BARLING, Ark. (AP) — Four siblings killed in a shooting rampage at a Texas roller rink were remembered Saturday as a part of a tight-knit family, even as the hundreds gathered in an Arkansas church to mourn them tried to make sense of the tragedy.
More than 400 people attended a service for Trini Do, 29, her sisters, Lynn Ta, 16, and Michelle Ta, 28, and her brother, Hien Ta, 21. Trini Do’s estranged husband, Tan Do, 35, shot her and her siblings during a birthday party for their 11-year-old son and then killed himself.
Police in Grand Prairie, Texas, have said they believe the shooting was planned and followed years of domestic violence. Trini Do received a protective order in December against her husband, but she had it withdrawn earlier this year against a prosecutor’s advice and wanted to give him another chance, an aunt has said.
The fifth victim in the shooting rampage, Thuy Nguyen, 25, was Trini Do’s sister-in-law. She will be buried in Vietnam.
Four others were wounded in the rampage, but police said their injuries were not life-threatening.
The siblings’ deaths have shaken the immigrant community in western Arkansas, where more than 1,300 Vietnamese live in the Fort Smith area. Trini Do and her seven siblings moved to Fort Smith from Vietnam in 1994.

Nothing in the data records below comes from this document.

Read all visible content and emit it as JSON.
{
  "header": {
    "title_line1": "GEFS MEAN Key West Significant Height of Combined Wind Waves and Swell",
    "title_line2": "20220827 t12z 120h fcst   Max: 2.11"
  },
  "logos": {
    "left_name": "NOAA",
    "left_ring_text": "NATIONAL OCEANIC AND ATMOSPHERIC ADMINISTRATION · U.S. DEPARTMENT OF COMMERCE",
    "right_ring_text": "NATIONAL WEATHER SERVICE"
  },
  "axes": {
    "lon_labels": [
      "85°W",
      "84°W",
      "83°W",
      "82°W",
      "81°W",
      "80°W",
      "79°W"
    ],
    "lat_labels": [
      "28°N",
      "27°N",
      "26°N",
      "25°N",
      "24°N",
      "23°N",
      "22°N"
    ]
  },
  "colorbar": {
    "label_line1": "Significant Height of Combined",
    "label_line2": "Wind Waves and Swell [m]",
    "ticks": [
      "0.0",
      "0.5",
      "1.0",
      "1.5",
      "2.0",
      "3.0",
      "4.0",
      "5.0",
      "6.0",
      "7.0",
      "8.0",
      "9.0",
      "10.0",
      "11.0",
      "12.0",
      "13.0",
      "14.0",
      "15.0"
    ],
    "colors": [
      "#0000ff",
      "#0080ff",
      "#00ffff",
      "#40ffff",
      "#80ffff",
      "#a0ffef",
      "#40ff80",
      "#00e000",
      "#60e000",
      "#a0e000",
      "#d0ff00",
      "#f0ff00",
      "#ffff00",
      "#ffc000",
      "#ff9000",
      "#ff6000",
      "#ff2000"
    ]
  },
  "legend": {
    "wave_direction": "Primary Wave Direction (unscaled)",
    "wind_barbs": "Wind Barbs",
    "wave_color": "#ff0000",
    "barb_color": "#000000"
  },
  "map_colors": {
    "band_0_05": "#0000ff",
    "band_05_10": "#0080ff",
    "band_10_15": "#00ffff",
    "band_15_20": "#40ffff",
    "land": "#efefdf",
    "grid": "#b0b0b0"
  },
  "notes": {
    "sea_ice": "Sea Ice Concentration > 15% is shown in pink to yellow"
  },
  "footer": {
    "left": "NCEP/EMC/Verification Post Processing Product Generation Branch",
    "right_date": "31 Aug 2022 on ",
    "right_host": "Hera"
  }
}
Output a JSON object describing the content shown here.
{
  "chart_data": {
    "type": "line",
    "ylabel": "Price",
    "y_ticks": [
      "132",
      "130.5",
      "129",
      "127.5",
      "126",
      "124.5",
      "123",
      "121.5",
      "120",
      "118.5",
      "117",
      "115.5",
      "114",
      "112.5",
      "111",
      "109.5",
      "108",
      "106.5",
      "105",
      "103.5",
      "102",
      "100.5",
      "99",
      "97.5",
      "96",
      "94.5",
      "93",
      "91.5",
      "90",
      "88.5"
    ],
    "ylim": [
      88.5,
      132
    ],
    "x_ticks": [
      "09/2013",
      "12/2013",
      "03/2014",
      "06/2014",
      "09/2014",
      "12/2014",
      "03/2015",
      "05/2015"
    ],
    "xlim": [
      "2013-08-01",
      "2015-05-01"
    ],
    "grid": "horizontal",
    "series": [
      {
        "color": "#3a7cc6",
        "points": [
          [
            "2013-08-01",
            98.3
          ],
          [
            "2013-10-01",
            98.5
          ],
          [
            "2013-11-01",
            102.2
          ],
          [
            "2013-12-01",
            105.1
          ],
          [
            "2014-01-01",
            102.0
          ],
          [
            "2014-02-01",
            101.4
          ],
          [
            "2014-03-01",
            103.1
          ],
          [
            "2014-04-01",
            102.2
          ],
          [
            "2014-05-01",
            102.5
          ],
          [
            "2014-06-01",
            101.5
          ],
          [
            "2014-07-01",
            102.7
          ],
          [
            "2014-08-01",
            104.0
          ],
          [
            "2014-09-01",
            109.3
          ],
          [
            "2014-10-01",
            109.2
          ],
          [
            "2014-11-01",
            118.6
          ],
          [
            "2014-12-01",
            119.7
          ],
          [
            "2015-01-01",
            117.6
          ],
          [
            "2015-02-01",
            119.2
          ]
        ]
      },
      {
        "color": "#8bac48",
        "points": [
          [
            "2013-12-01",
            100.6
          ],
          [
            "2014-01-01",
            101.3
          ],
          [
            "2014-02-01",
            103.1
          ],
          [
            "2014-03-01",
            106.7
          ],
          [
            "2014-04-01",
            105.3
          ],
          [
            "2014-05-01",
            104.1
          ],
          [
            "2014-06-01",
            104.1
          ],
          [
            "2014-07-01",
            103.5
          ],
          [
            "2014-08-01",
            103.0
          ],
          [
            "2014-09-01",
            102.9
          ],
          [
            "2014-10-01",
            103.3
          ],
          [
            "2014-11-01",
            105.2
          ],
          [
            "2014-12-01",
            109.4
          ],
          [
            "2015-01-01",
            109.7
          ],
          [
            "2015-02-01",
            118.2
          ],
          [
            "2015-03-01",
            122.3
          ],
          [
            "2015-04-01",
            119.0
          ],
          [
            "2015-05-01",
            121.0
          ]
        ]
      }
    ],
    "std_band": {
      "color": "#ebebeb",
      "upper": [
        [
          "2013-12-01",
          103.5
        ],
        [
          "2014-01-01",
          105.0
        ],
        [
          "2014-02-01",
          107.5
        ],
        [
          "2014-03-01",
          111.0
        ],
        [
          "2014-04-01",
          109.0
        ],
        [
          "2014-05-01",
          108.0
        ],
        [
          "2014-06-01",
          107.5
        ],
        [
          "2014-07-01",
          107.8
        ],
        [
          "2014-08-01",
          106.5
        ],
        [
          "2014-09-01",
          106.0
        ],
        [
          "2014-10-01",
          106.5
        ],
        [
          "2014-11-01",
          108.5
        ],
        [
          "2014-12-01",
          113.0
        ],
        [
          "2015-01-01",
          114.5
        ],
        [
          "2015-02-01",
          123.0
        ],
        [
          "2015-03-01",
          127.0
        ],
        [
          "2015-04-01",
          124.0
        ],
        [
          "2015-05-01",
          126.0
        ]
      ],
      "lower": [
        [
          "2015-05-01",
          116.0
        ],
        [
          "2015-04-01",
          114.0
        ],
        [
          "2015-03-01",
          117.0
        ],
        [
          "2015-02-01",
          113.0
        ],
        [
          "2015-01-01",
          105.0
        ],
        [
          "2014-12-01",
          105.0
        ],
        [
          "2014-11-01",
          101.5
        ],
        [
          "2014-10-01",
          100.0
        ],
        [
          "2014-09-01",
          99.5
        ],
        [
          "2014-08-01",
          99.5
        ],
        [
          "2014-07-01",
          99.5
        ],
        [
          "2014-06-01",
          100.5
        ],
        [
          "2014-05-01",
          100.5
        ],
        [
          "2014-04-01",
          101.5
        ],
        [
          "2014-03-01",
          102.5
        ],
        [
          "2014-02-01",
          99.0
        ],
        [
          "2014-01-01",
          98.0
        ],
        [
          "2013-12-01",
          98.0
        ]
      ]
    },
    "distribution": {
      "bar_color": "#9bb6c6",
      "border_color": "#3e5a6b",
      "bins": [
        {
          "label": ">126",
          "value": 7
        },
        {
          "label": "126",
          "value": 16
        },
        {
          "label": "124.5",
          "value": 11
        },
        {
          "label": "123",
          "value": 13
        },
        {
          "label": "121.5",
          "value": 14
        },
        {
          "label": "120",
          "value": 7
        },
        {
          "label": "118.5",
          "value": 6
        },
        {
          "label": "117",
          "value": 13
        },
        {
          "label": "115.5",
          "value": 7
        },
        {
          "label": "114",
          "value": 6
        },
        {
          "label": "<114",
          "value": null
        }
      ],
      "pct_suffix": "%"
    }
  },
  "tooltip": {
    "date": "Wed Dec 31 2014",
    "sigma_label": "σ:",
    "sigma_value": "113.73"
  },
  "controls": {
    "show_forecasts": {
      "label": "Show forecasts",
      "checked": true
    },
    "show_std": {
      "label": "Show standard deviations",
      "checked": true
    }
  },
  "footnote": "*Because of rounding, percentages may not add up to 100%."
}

Their friends and relatives gathered Saturday in the Sacred Heart of Mary Church in nearby Barling. A choir performed a hymn in Vietnamese entitled “Coming Home” as the caskets were escorted into the auditorium. Children carried framed photos of the dead, and a procession of relatives followed. Many youth tied white strips of cloth around their foreheads as a sign of respect.